Modern x86 hardware tends more and more toward the unified space, but still contains the port for legacy reasons.

How to access ports

The x86 contains four opcodes that read from port space: IN, INS*, OUT and OUTS*, each come in a 8-bit and 16-bit version, as well as 32-bit for 386s and later.

Which ports belong to this device

There are three groups of devices, each requiring a different approach. The first group contains all PC-AT hardware, devices like timers, interrupt controllers, PS/2 ports, serial and parallel port, floppy and disk drive, and the VGA. Back in the old days devices were attached to fixed addresses, and they remained there for backwards compatibility.
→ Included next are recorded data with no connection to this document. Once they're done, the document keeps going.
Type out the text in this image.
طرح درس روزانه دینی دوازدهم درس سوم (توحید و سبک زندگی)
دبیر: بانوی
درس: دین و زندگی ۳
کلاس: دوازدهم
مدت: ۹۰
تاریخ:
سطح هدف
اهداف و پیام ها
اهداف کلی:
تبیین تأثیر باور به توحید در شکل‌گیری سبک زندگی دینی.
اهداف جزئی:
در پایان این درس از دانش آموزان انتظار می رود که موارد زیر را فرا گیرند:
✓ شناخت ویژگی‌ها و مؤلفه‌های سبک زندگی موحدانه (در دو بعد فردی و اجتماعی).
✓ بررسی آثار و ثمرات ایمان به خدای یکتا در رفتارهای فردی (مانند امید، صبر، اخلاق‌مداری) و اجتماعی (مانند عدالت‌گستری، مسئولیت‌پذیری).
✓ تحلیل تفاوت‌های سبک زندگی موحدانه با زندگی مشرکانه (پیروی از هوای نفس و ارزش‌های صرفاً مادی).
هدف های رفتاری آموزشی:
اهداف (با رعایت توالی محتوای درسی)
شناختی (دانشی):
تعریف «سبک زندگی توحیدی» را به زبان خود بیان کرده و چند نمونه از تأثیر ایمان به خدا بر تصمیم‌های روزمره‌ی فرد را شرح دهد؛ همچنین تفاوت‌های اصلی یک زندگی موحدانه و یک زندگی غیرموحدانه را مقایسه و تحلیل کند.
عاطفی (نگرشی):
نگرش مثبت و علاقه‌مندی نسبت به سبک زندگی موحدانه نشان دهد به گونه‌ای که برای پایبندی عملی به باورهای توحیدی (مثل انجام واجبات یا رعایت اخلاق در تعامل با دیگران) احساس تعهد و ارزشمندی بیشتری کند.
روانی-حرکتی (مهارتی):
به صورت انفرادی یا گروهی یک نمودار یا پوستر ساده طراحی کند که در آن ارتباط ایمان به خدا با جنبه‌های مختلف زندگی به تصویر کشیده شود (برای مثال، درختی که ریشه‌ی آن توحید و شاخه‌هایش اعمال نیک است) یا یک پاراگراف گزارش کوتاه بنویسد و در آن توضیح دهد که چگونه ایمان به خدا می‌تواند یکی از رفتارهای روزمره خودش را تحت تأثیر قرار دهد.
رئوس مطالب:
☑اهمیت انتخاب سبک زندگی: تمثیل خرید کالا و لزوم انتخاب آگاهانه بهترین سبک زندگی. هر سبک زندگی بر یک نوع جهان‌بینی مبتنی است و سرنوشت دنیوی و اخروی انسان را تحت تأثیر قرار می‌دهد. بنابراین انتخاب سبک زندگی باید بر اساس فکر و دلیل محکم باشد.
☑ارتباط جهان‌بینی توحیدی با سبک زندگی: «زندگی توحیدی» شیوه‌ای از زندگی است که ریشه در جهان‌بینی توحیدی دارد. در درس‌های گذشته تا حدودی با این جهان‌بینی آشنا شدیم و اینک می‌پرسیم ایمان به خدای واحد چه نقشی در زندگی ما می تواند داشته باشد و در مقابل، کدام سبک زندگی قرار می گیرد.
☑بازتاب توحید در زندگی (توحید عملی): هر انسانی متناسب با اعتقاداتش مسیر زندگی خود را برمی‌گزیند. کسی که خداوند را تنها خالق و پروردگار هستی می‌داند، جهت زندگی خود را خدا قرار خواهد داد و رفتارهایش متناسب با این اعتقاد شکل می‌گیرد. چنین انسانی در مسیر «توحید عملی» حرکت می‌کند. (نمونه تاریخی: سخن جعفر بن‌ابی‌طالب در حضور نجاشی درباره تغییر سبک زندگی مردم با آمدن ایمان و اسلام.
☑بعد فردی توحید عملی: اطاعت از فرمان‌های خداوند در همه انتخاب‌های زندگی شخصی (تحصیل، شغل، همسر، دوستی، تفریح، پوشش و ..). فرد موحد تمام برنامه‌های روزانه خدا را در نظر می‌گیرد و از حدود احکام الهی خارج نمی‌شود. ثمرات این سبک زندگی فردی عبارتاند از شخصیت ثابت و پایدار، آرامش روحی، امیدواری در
The programming information will tell you the ports used.

The second group is plug-and-play hardware. Most modern cards and optional features are PCI, AGP or PCI express. At boot, their requirements are checked, and the BIOS will assign port ranges to each device. Enumerating the PCI bus will list all these devices, and can also tell you what ports (and memory mapped ranges) they use.

The third group is old non-plug-and-play compatible hardware. They have jumpers or fixed addresses that physically select the ports in use. Most ISA cards behave this way. You will have to probe the port range for possible locations to see if the device in question exists. Alternatively, you can ask the user to enter the details (like the soundblaster configurations seen in DOS games). The problem is, it is very hard to list all devices, which makes mapping other devices without conflicts a potential problem.

What device belongs to this port

The only real way is to find all devices on the system, then look up your favourite port among all devices. But there is hardly any use for this kind of query.